Yoonjae menegakkan tubuhnya, menanggapi dengan anggukan cepat. Tatapannya kembali tajam—profesional. Luka di dalam dirinya masih menganga, tapi tanggung jawabnya sebagai dokter... tak pernah menunggu untuk sembuh. Ia melangkah cepat menyusuri lorong rumah sakit, menyapa beberapa rekan sejawat dengan anggukan singkat. Begitu tiba di UGD, suasana sudah tampak sibuk.
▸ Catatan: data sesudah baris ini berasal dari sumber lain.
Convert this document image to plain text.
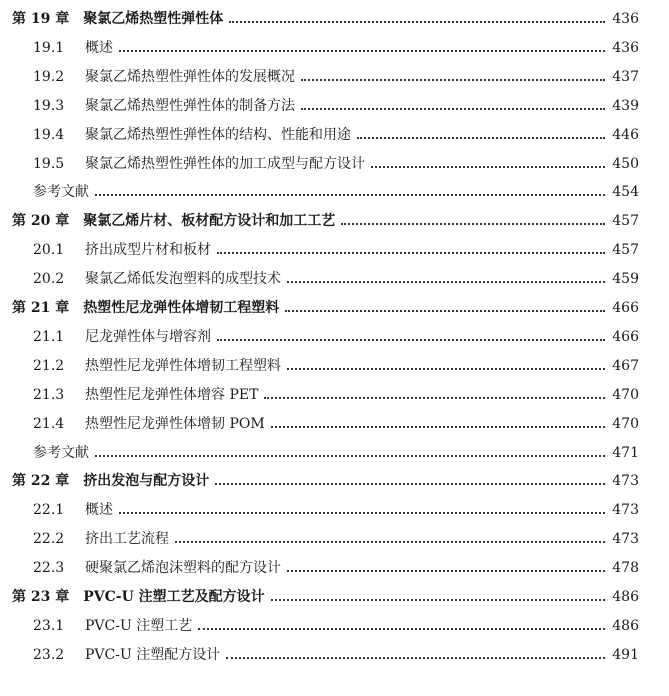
第 19 章 聚氯乙烯热塑性弹性体	436
19.1	概述	436
19.2	聚氯乙烯热塑性弹性体的发展概况	437
19.3	聚氯乙烯热塑性弹性体的制备方法	439
19.4	聚氯乙烯热塑性弹性体的结构、性能和用途	446
19.5	聚氯乙烯热塑性弹性体的加工成型与配方设计	450
参考文献	454
第 20 章 聚氯乙烯片材、板材配方设计和加工工艺	457
20.1	挤出成型片材和板材	457
20.2	聚氯乙烯低发泡塑料的成型技术	459
第 21 章 热塑性尼龙弹性体增韧工程塑料	466
21.1	尼龙弹性体与增容剂	466
21.2	热塑性尼龙弹性体增韧工程塑料	467
21.3	热塑性尼龙弹性体增容 PET	470
21.4	热塑性尼龙弹性体增韧 POM	470
参考文献	471
第 22 章 挤出发泡与配方设计	473
22.1	概述	473
22.2	挤出工艺流程	473
22.3	硬聚氯乙烯泡沫塑料的配方设计	478
第 23 章 PVC-U 注塑工艺及配方设计	486
23.1	PVC-U 注塑工艺	486
23.2	PVC-U 注塑配方设计	491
Seorang pasien pria paruh baya terlihat kesulitan bernapas, diapit oleh dua perawat yang tengah memasang selang infus dan memeriksa tanda vital.
Yoonjae segera mengenakan sarung tangan dan masker, lalu berdiri di sisi tempat tidur pasien.
“Apa yang terjadi?” tanyanya cepat, menatap monitor yang menunjukkan saturasi oksigen yang menurun.
“Sesak napas hebat sejak satu jam lalu, riwayat diabetes dan hipertensi, tidak sadar penuh,” lapor salah satu perawat.
Yoonjae mengangguk. Ia menatap wajah pasien itu sejenak sebelum mulai bekerja. Tangan-tangannya cekatan memeriksa dada pasien, memutuskan prosedur cepat yang harus dilakukan. Dalam beberapa menit, ia sudah memimpin timnya untuk tindakanstabilisasi.
Tapi di balik profesionalitasnya, ada rasa sunyi yang mengendap. Di tengah hiruk pikuk ruang UGD, ada jeda singkat di mana tatapan Yoonjae kosong—melayang entah ke mana—sebelum ia kembali fokus.
Begitulah ia menjalani harinya. Menyelamatkan nyawa orang, sementara satu nyawa—yang paling ingin ia temukan—masih menghilang tanpa jejak.